6 Contoh Sosiologi Bersifat Sosial

√ Edu Passed Pass quality & scientific checked by advisor, read our quality control guidelance for more info

Sosiologi sebagai ilmu yang berfokus memelajari kemasyarakatan, seperti hubungan timbal balik manusia berikut segala perilaku dan interaksi sosial tentu tidak sekadar teori. Pemahaman teori segala aspek dalam ilmu sosiologi penting untuk masyarakat lakukan, namun prakteknya pun nyatanya tidak sesulit itu.

Sosiologi juga bersifat sosial di mana dalam prakteknya, manusia berperilaku dan bertindak di luar kesadarannya dan bukan karena sebuah paksaan. Artinya, manusia pada dasarnya memiliki kesadaran sosial yang bersifat eksternal dengan beberapa contoh sosiologi bersifat sosial sebagai berikut.
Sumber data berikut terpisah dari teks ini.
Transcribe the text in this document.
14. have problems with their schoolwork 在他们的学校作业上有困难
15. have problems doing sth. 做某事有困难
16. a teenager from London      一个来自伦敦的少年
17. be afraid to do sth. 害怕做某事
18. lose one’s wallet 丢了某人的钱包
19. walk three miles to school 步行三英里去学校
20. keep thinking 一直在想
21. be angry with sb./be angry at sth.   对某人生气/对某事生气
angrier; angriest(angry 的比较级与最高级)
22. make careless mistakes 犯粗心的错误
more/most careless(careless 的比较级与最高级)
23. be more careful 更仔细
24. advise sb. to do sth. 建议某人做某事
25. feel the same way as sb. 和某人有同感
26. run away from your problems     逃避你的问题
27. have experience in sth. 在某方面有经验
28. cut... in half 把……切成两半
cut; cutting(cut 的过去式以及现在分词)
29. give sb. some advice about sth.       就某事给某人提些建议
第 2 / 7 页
1. Masyarakat Menaati Peraturan Lalu Lintas

Masyarakat atau individu yang baik dalam menaati peraturan lalu lintas tidak hanya menerapkan sosiologi hukum. Tidak hanya agar tidak ditilang atau dihukum, menaati aturan lalu lintas yang berlaku juga merupakan sifat sosial yang mementingkan keselamatan bersama (diri sendiri dan orang lain).

Penerapan berlalu lintas yang baik dan taat ini pun merupakan salah satu contoh bagaimana para individu mampu mengutamakan kepentingan bersama daripada kepentingan pribadi.

2. Umat Muslim Menjalankan Ibadah Puasa

Contoh sifat sosial dalam ilmu sosiologi paling nyata adalah bagaimana umat Muslim dapat dengan leluasa menjalankan ibadah puasa di bulan Ramadhan. Selain bersifat keagamaan, kewajiban berpuasa selama 29-30 hari bagi para umat Muslim secara sosiologis merupakan pemicu rasa simpati dan empati.

Puasa adalah suatu bentuk pembelajaran untuk meningkatkan rasa prihatin kepada orang-orang yang lebih membutuhkan. Dengan berpuasa menahan lapar dan haus sepanjang 1 bulan penuh, umat Muslim dapat merasakan apa yang fakir miskin rasakan.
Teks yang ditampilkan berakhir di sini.